For the past few months, I've been building OxyJen, an open-source framework for building reliable, multi-step AI pipelines in Java.
In most Java LLM projects, everything is still just strings. You build a prompt, make a call, and then parse your regex and wait if it works on the "almost-JSON" that comes back. It's brittle, untestable, and feels like the opposite of Java's "contract-first" philosophy.
OxyJen's approach is different. It's a graph-based orchestration framework(currently sequential) where LLMs are treated as native, reliable nodes in a pipeline, not as magical helper utilities. The core idea is to bring deterministic reliability to probabilistic AI calls. Everything is a node in a graph based system, LLMNode, LLMChain, LLM api is used to build a simple LLM node for the graph with retry/fallback, jitter/backoff, timeout enforcements(currently supports OpenAI).
PromptTemplate, Variable(required/optional) and PromptRegistry is used to build and store reusable prompts which saves you from re writing prompts.

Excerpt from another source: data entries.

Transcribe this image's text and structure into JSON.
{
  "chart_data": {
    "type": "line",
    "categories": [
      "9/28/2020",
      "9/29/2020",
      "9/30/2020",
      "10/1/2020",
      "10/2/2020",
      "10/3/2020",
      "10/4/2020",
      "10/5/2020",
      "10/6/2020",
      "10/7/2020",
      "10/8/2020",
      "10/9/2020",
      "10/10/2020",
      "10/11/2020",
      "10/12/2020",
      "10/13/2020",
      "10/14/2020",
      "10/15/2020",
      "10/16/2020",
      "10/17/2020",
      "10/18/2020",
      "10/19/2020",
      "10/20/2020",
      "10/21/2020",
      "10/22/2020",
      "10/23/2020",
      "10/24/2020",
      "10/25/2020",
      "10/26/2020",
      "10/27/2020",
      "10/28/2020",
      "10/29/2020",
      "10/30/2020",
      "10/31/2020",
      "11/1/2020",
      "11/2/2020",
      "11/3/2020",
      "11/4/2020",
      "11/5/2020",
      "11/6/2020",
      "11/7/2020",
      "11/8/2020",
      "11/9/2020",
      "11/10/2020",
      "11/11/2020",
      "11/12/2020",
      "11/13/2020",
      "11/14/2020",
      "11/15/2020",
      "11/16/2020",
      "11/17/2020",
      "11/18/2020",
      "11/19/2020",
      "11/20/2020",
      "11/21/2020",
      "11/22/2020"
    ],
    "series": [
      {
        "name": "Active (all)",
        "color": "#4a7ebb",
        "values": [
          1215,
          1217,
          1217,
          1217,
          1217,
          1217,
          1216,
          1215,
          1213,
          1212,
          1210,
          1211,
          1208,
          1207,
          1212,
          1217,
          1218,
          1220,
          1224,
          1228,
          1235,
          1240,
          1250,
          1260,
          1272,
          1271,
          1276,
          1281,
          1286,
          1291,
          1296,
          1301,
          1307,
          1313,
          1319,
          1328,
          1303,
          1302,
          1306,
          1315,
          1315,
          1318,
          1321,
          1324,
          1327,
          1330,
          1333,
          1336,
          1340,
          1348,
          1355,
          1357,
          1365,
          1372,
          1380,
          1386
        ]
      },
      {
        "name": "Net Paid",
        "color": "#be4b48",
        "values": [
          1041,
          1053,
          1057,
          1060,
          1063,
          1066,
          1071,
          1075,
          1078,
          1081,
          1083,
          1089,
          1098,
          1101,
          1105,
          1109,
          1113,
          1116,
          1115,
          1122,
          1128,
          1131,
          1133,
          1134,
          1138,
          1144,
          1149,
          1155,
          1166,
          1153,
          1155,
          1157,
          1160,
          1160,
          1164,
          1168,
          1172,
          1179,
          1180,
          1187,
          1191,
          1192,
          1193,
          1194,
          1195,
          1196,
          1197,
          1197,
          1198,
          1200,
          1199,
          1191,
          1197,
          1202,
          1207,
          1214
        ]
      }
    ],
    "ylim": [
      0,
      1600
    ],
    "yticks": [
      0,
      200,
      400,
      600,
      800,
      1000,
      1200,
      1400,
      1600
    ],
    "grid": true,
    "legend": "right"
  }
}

JSONSchema and SchemaGenerator is used to build schema from POJOs/Records which will provide Json enforcements on outputs of these LLMs. SchemaNode<T> wraps SchemaEnforcer and validator to map LLM output directly to the classes.
Enforcer also makes sure your output is correct and takes maximum retries.
Currently working on the Tool API to help users build their custom tools in Oxyjen.
I'm a solo builder right now and the project is in its very early stage so I would really appreciate any feedback and contributions(even a small improvement in docs would be valuable).